He sprang up. 'God! it is awful! Wilhelmine, my love, my mistress!' he said aloud. Ridiculous poet-fellow! he listened as though he expected an answer.

In the distance there was a rumble of thunder, and the restless breeze rioted suddenly in the tree-branches for a moment, passed onward, then swept back again rustling, then came a roll of thunder closer than the last. Another pause—fateful it seemed, as though the garden trembled before the coming storm. A white flash played intermittently upon the fountain, followed by a thunderclap directly overhead, and a torrent of rain poured down. The Duke stood still a moment, the rain beating upon him. The storm delighted him, it answered to his tempestuous mood. He turned away from the castle and walked in the direction of the garden boundary on the south side, passing the drawbridge over the disused and flower-filled moat of the castle wall. What would have been his emotions had he known that his fancy led him to wander whither Wilhelmine had passed but three days before? He came to the garden's limit and stood looking towards the dimly discernible openings of several narrow streets, the oldest and most ill-famed gangways of the town. Of a sudden he descried a small form muffled in a sombre cloak. The street was utterly deserted save for Eberhard Ludwig himself and this forlorn little figure, and the Duke's attention was thus arrested. The pouring rain had not extinguished the light of the two dilapidated hanging lamps, which were fixed upon the walls of the street from whence had issued the diminutive night-wanderer, whom the Duke saw was now making for the castle.

The true Wirtemberger vanishes like smoke before the first drop of rain, and the Duke therefore concluded that any errand undertaken, and continued, in a downpour must be for a purpose of paramount importance. So he watched with curiosity the approaching figure, observing with surprise that it was a child of some ten years old.

'Ha, young person,' called the Duke, as the child reached him; 'whither away so fast, and what may he want in the castle gardens at this time of night?'

Thus apostrophised, the figure hesitated; then apparently alarmed by the sight of the Duke's military cloak, and probably taking him for a sentry or a garden guard, the child ducked forward and would have made a bolt past his interrogator.
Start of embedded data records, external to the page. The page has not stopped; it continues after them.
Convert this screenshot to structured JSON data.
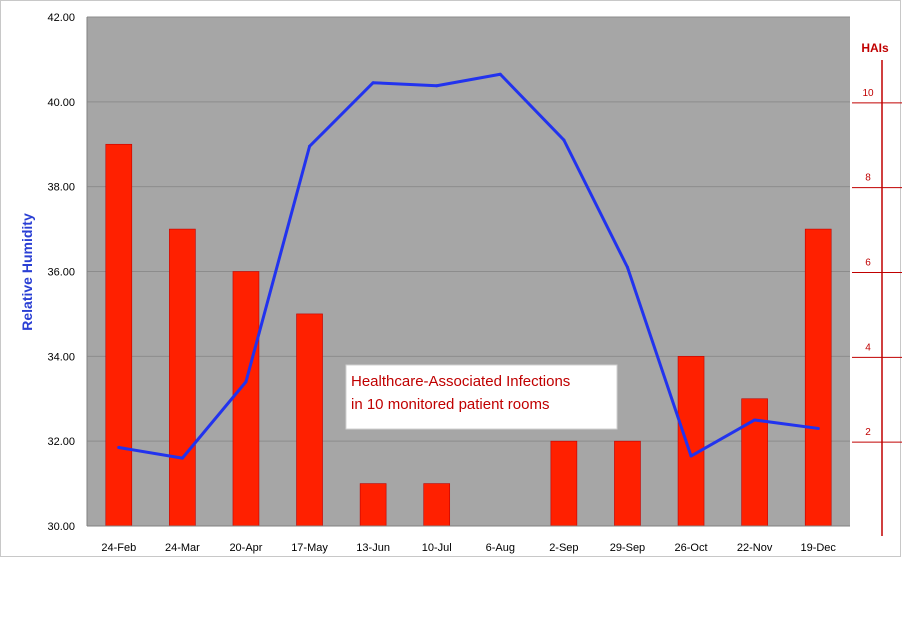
{
  "chart_data": {
    "type": "bar+line",
    "categories": [
      "24-Feb",
      "24-Mar",
      "20-Apr",
      "17-May",
      "13-Jun",
      "10-Jul",
      "6-Aug",
      "2-Sep",
      "29-Sep",
      "26-Oct",
      "22-Nov",
      "19-Dec"
    ],
    "series": [
      {
        "name": "HAIs",
        "type": "bar",
        "axis": "right",
        "color": "#ff2000",
        "values": [
          9,
          7,
          6,
          5,
          1,
          1,
          0,
          2,
          2,
          4,
          3,
          7
        ]
      },
      {
        "type": "line",
        "axis": "left",
        "color": "#2233ee",
        "values": [
          31.85,
          31.6,
          33.4,
          38.95,
          40.45,
          40.38,
          40.65,
          39.1,
          36.1,
          31.65,
          32.5,
          32.3
        ]
      }
    ],
    "ylabel": "Relative Humidity",
    "ylim": [
      30,
      42
    ],
    "yticks": [
      "30.00",
      "32.00",
      "34.00",
      "36.00",
      "38.00",
      "40.00",
      "42.00"
    ],
    "y2label": "HAIs",
    "y2lim": [
      0,
      12
    ],
    "y2ticks": [
      "2",
      "4",
      "6",
      "8",
      "10"
    ],
    "annotation": [
      "Healthcare-Associated Infections",
      "in 10 monitored  patient rooms"
    ],
    "plot_background": "#a6a6a6",
    "grid": true
  }
}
But the Duke, who was amused and half-suspicious of the boy's errand, caught the figure by his heavy cloak, and dragged him, a trifle roughly, under the light of the lantern at the opposite street corner.

'Now he shall tell me where he was going,' Serenissimus said laughing. The disdainful use of the third person singular seemed to anger the boy, who stood silent and sullen, with bent head. 'But he shall tell me,' repeated the Duke, enforcing his command by a rough shake.

'I will not tell you! What concern is it of yours?' the boy replied at length.

The Duke bent a puzzled look upon his prisoner, whose voice was refined, and whose German was guiltless of the rude Swabian accent. He did not speak like a gutter child, and the face which he turned upon Eberhard was startlingly beautiful. Still the Duke was suspicious. Why should this boy be slinking to the castle by night? His Highness disliked mysteries, or thought he did; though, as a matter of fact, he was always attracted by the mysterious, afraid of it, yet anxious to unravel. He gave the boy another shake. It was a physical relief to shake some one after the long hours of anxiety, and the control he had been forced to exercise upon his longing to shake the Duchess—no new wish on his part, and the only desire that estimable lady had inspired in his breast for many years. So the Duke shook his little prisoner again and again.

The boy remained passive; he was breathless, but he met the Duke's half-laughing, half-angry eyes with a bold look of defiance.

His Highness ceased shaking the child, feeling distinctly ashamed. 'Will he tell me now?' he asked more gently.